Job Stress Index

Depuis 2014, nous relevons annuellement trois indicateurs qui mettent en évidence les conséquences du stress au travail sur la santé et la productivité des actifs: le Job Stress Index, le taux d’épuisement et le potentiel économique que recèle l’amélioration du Job Stress Index. Dans ce travail, nous bénéficions du soutien de l’Université de Berne et de la HES en Sciences appliquées de Zurich.

Voici les résultats de l’enquête 2015:

  1. Un peu plus d’une personne active sur cinq (22,5 %) éprouve du stress, c.-à-d. a plus de contraintes que de ressources sur son lieu de travail.
  2. Un peu plus d’une personne active sur cinq (22,6 %) est épuisée.
  3. Les conditions de travail influencent de manière déterminante le taux d’épuisement.
  4. Le stress coûte aux employeurs 5 milliards de francs par an.
  5. Des contraintes à long terme ont des répercussions négatives sur la santé et la satisfaction au travail, et augmentent l’intention de démissionner.
  6. Le sentiment de devoir être joignable pendant son temps libre a un impact négatif sur la santé. 
       

Job Stress Index 2014: 24,8 % des actifs en Suisse ont proportionnellement davantage de contraintes que de ressources au poste de travail.

Le Job Stress Index nous permet de constater les conditions de travail et de publier des analyses sur le rapport entre les ressources et les contraintes au poste de travail. Pour suivre l’évolution du stress, nous réalisons, chaque année depuis 2014, une enquête représentative en ligne.

Le Job Stress Index 2014 s’élève à 50,03 points. Ce résultat signifie que les actifs en Suisse disposent en moyenne à peu près d’autant de ressources que de contraintes. Près d’un quart des personnes exerçant une activité lucrative (24,8 %) – plus d’un million de personnes – présentent toutefois un Job Stress Index de 54,1 points et plus. Ces personnes subissent davantage de contraintes au poste de travail qu’elles ne bénéficient de ressources. Pour qu’elles restent performantes et en bonne santé, il faut que ces contraintes puissent être réduites et ces ressources augmentées.

Taux d’épuisement 2014: en Suisse, un quart des actifs souffrent d’un épuisement qualifié de moyen à fort

Le taux d’épuisement est révélateur de l’épuisement des actifs et un important indicateur de leur bien-être. L’épuisement est un sentiment de surmenage, de perte d’énergie et de fatigue extrême. Il s’agit de la manifestation la plus évidente des trois dimensions du burn-out.

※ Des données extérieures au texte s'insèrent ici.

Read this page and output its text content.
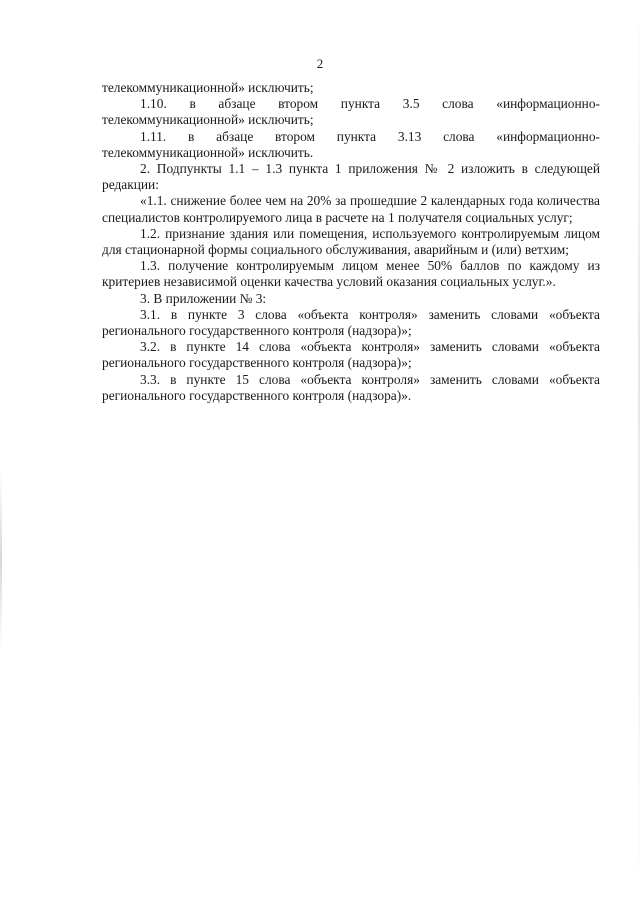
2

телекоммуникационной» исключить;

1.10. в абзаце втором пункта 3.5 слова «информационно-телекоммуникационной» исключить;

1.11. в абзаце втором пункта 3.13 слова «информационно-телекоммуникационной» исключить.

2. Подпункты 1.1 – 1.3 пункта 1 приложения № 2 изложить в следующей редакции:

«1.1. снижение более чем на 20% за прошедшие 2 календарных года количества специалистов контролируемого лица в расчете на 1 получателя социальных услуг;

1.2. признание здания или помещения, используемого контролируемым лицом для стационарной формы социального обслуживания, аварийным и (или) ветхим;

1.3. получение контролируемым лицом менее 50% баллов по каждому из критериев независимой оценки качества условий оказания социальных услуг.».

3. В приложении № 3:

3.1. в пункте 3 слова «объекта контроля» заменить словами «объекта регионального государственного контроля (надзора)»;

3.2. в пункте 14 слова «объекта контроля» заменить словами «объекта регионального государственного контроля (надзора)»;

3.3. в пункте 15 слова «объекта контроля» заменить словами «объекта регионального государственного контроля (надзора)».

Le taux d'épuisement établi par le Job Stress Index 2014 s’élève à 24,0%. En d’autres termes, près d’un quart des actifs (24,0%) en Suisse – soit plus d’un million de personnes – souffrent d’un épuisement moyen (17,9%) à fort (6,1%).

Il existe une corrélation forte entre le Job Stress Index et le taux d’épuisement: plus le Job Stress Index est élevé, plus l’épuisement est important.

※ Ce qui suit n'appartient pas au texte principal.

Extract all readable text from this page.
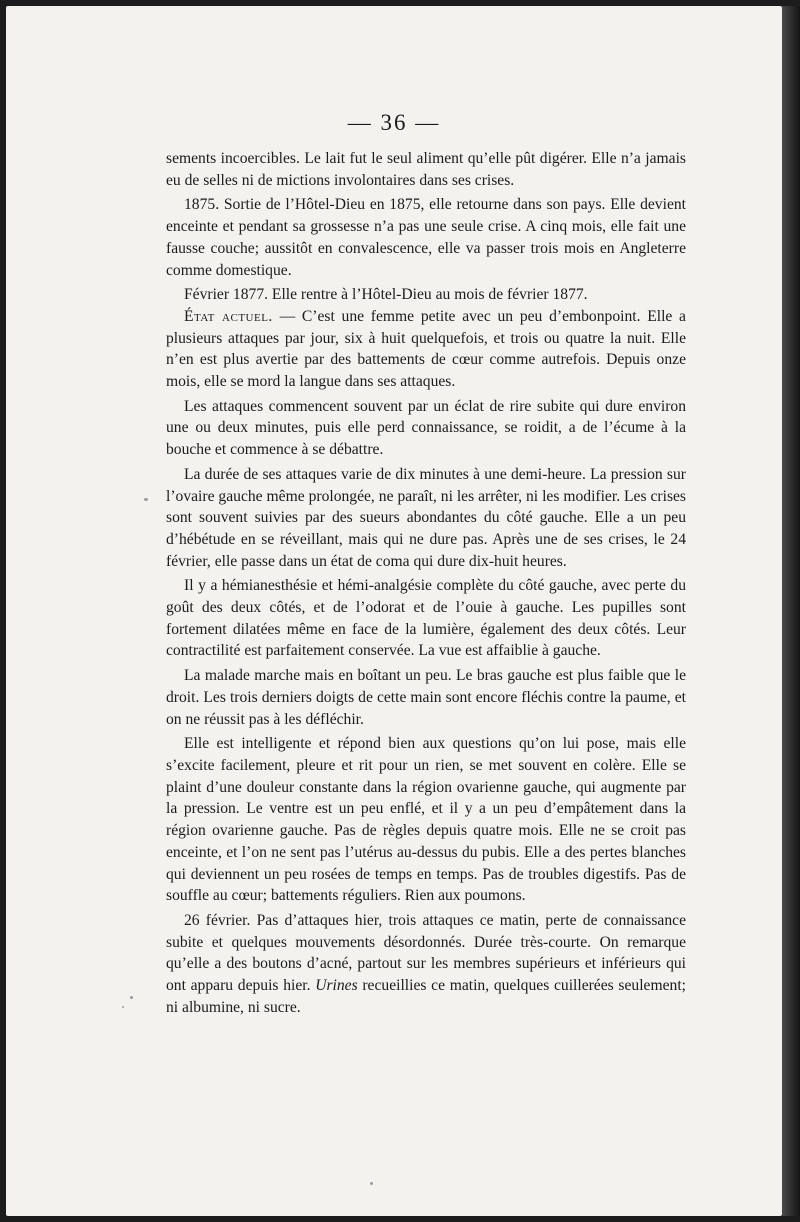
— 36 —

sements incoercibles. Le lait fut le seul aliment qu’elle pût digérer. Elle n’a jamais eu de selles ni de mictions involontaires dans ses crises.

1875. Sortie de l’Hôtel-Dieu en 1875, elle retourne dans son pays. Elle devient enceinte et pendant sa grossesse n’a pas une seule crise. A cinq mois, elle fait une fausse couche; aussitôt en convalescence, elle va passer trois mois en Angleterre comme domestique.

Février 1877. Elle rentre à l’Hôtel-Dieu au mois de février 1877.

État actuel. — C’est une femme petite avec un peu d’embonpoint. Elle a plusieurs attaques par jour, six à huit quelquefois, et trois ou quatre la nuit. Elle n’en est plus avertie par des battements de cœur comme autrefois. Depuis onze mois, elle se mord la langue dans ses attaques.

Les attaques commencent souvent par un éclat de rire subite qui dure environ une ou deux minutes, puis elle perd connaissance, se roidit, a de l’écume à la bouche et commence à se débattre.

La durée de ses attaques varie de dix minutes à une demi-heure. La pression sur l’ovaire gauche même prolongée, ne paraît, ni les arrêter, ni les modifier. Les crises sont souvent suivies par des sueurs abondantes du côté gauche. Elle a un peu d’hébétude en se réveillant, mais qui ne dure pas. Après une de ses crises, le 24 février, elle passe dans un état de coma qui dure dix-huit heures.

Il y a hémianesthésie et hémi-analgésie complète du côté gauche, avec perte du goût des deux côtés, et de l’odorat et de l’ouie à gauche. Les pupilles sont fortement dilatées même en face de la lumière, également des deux côtés. Leur contractilité est parfaitement conservée. La vue est affaiblie à gauche.

La malade marche mais en boîtant un peu. Le bras gauche est plus faible que le droit. Les trois derniers doigts de cette main sont encore fléchis contre la paume, et on ne réussit pas à les défléchir.

Elle est intelligente et répond bien aux questions qu’on lui pose, mais elle s’excite facilement, pleure et rit pour un rien, se met souvent en colère. Elle se plaint d’une douleur constante dans la région ovarienne gauche, qui augmente par la pression. Le ventre est un peu enflé, et il y a un peu d’empâtement dans la région ovarienne gauche. Pas de règles depuis quatre mois. Elle ne se croit pas enceinte, et l’on ne sent pas l’utérus au-dessus du pubis. Elle a des pertes blanches qui deviennent un peu rosées de temps en temps. Pas de troubles digestifs. Pas de souffle au cœur; battements réguliers. Rien aux poumons.

26 février. Pas d’attaques hier, trois attaques ce matin, perte de connaissance subite et quelques mouvements désordonnés. Durée très-courte. On remarque qu’elle a des boutons d’acné, partout sur les membres supérieurs et inférieurs qui ont apparu depuis hier. Urines recueillies ce matin, quelques cuillerées seulement; ni albumine, ni sucre.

Potentiel économique 2014: une amélioration du Job Stress Index pourrait valoir à l’économie suisse un gain de productivité de 5,58 milliards de francs

Le potentiel économique que nous avons chiffré vise à mettre en évidence les gains de productivité qui pourraient résulter d’une amélioration du Job Stress Index. Nous avons calculé dans quelle mesure la productivité globale s’améliorerait si tous les actifs étaient en mesure de bénéficier d’un rapport avantageux entre les ressources et les contraintes.

Le potentiel économique mis en évidence par le Job Stress Index 2014 s’élève à 5,58 milliards de francs. Ce chiffre tient compte

  • de l’amélioration de la performance, qui représente 75% (4,258 milliards de francs) et
  • de la réduction de l’absentéisme, qui pèse 25% (1,321 milliards de francs) dans l’indice.